Antinuclear antibodies can be detected in up to 25% of the population; however, only 5 to 7% are afflicted with an autoimmune disease. Therefore, many individuals are capable of mitigating the presence of autoantibodies and avoiding clinical disease. The objective of this study was to investigate unique features of SLE patients compared with autoantibody-positive (aAb+) healthy immune systems and to examine roles that cytokines play in maintaining immune equilibrium in ANA-positive healthy individuals.
Individuals (n = 790) were screened by multiplex, bead-based assays for autoantibodies against: dsDNA, chromatin, ribosomal P, SS-A/Ro, SS-B/La, Sm, Sm/RNP, RNP, SCL-70, Jo-1, and centromere B. Sera from aAb+ individuals, matched aAb- controls and SLE patients were tested for 52 cytokines using multiplex bead-based assays and ELISAs. Hierarchical clustering was performed and Kruskal-Wallis tests with Dunn's multiple comparisons were compared including a false discovery rate. Immune cell phenotyping and phospho-flow cytometry was performed on peripheral blood mononuclear cells from aAb+ and aAb- healthy individuals. Unpaired t tests and Mann-Whitney tests were performed.
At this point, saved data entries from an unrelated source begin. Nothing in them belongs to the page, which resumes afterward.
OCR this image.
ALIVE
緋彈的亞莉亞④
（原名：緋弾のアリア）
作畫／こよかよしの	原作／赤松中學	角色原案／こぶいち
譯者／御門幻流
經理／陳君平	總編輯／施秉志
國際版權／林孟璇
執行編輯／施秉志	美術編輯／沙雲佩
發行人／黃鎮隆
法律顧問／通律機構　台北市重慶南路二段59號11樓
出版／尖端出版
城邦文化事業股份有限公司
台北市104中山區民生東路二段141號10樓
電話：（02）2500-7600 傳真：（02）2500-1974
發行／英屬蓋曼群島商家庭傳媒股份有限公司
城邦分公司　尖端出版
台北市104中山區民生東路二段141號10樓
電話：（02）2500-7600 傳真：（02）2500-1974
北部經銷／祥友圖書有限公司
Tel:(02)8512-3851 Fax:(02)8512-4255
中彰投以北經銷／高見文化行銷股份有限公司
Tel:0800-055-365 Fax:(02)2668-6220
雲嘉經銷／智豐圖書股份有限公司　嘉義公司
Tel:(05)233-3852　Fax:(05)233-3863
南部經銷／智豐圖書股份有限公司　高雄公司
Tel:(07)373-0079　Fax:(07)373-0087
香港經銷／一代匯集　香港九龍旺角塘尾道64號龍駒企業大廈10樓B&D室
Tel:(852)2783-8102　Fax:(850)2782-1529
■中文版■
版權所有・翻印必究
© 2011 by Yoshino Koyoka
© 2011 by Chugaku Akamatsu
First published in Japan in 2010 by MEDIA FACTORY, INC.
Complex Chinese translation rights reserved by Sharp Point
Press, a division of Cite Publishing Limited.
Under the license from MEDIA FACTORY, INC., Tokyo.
Of the screened individuals, 57 individuals were positive for at least one autoantibody (7.2%), with 33.3% being Native American, 57.9% European American, 8.8% African American, and 89.5% female. European American aAb+ healthy individuals (n = 31) and matched aAb- healthy controls and SLE patients were selected for further analysis. While aAb+ healthy individuals displayed some similar cytokine patterns to SLE patients, they also displayed a suppressed cytokine profile that included decreased T-cell cytokines (IFNγ (P < 0.05), IL-5 (P < 0.05), IL-17F (P < 0.01)), decreased B-lymphocyte stimulator levels (P < 0.05), and increased IL-1 receptor antagonist levels (P < 0.001). An increased percentage of B cells was found in aAb+ healthy individuals compared with aAb- healthy controls (P = 0.039) that consisted of an increased percentage of memory B cells (P = 0.034) and a decreased percentage of transitional B cells (P = 0.028). Compared with aAb- healthy controls, B cells from aAb+ healthy individuals showed significantly increased pSTAT1 and pSTAT3 in response to IFNα stimulation (P = 0.037 and P = 0.040), increased pSTAT1 in response to IFNγ stimulation (P = 0.018), and increased pSTAT3 in response to IL-21 stimulation (P = 0.041). CD4+ T cells from aAb+ healthy individuals showed decreased pSTAT3 in response to IFNγ and IL-2 stimulation (P = 0.018 and P = 0.005). IFNα, IFNγ and IL-6 stimulation significantly increased pSTAT signaling in monocytes from aAb+ healthy individuals.
Although aAb+ healthy individuals exhibit features of inflammation and loss of immune tolerance, they are capable of suppressing these responses by regulatory mechanisms probably no longer functional in patients with autoimmune disease.